The virtualization of computing resources has given birth to Cloud Computing, an effective model for sharing resources. More recently, lightweight container-based virtualization has become increasingly popular. Containers provide performance isolation comparable to virtual machines, but promise better resource consolidation thanks to their flexibility.
We are interested in this thesis to evaluate the memory consolidation offered by Linux kernel containers. Thus, we highlight losses of performance isolation assumed to be guaranteed to an active container. These losses occur during consolidation, i.e. when the unused memory of an inactive container is transferred to a new container that starts. However, in a non-virtualized environment, this memory consolidation scenario does not result in a degradation of performance for the most active processes.
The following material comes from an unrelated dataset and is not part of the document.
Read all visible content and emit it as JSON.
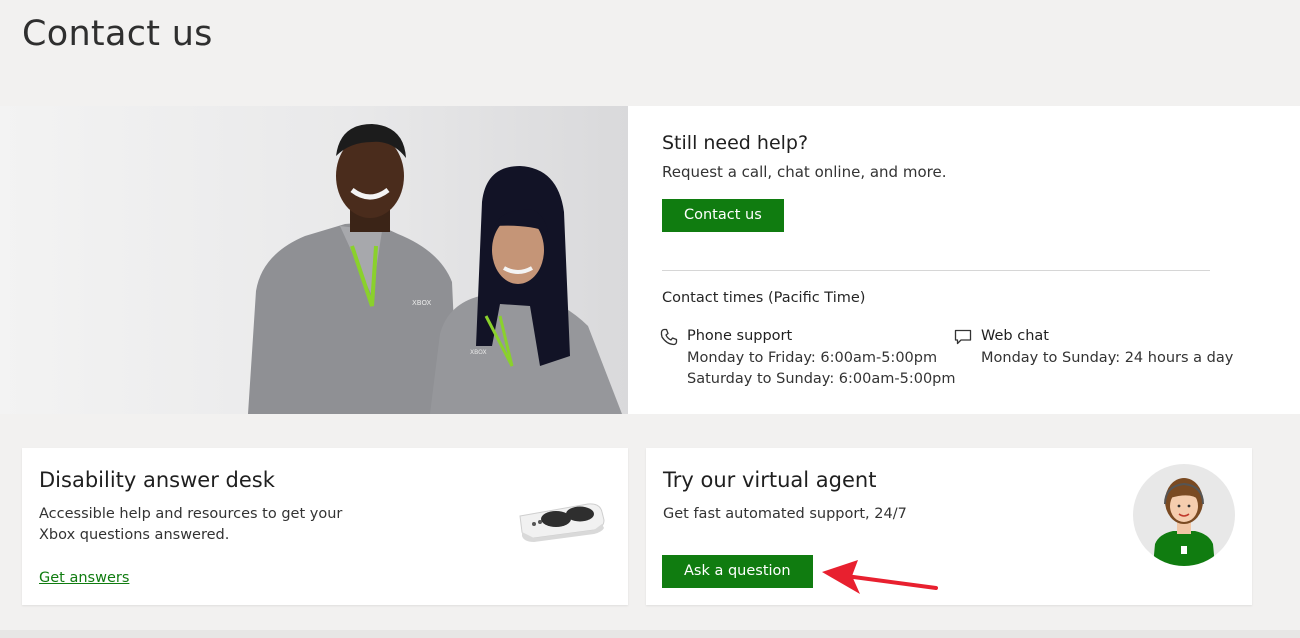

The state of the art argues that in order to guarantee performance isolation, data structures related to memory management must be duplicated for each container. However, during consolidation, it becomes difficult to arbitrate the usefulness of memory pages of different containers without global structures.
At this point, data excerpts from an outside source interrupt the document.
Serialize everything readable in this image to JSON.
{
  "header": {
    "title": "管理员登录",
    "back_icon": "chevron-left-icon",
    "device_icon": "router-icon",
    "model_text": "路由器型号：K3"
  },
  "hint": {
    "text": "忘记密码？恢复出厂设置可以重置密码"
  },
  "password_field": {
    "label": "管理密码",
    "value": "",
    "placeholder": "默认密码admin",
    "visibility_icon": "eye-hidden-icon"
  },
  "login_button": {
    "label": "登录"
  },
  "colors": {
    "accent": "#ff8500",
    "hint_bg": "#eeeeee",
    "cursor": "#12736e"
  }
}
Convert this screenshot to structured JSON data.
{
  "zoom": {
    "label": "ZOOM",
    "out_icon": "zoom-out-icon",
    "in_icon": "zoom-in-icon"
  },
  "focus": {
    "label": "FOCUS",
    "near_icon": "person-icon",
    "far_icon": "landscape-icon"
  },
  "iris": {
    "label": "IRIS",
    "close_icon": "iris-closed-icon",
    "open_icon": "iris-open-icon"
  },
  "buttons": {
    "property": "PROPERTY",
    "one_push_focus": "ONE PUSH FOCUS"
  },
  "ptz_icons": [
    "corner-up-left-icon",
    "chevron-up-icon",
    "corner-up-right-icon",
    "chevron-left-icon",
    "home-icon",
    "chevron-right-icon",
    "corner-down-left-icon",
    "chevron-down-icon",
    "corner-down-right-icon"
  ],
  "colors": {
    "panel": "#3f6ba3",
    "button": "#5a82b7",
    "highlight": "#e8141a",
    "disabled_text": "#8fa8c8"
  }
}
We therefore propose, as a first step, to measure the memory activity of containers using metrics present in the state of the art. Then, to ensure the isolation of the most active containers during memory consolidation, we modify the behavior of the Linux kernel in order to reclaim the memory of the containers defined as being the most inactive by the metric.
In a second step, we propose another method for estimating the memory activity of the containers based on a global memory event clock. This method is more reactive than the previous one because it tries to protect the containers whose memory activity is the most recent.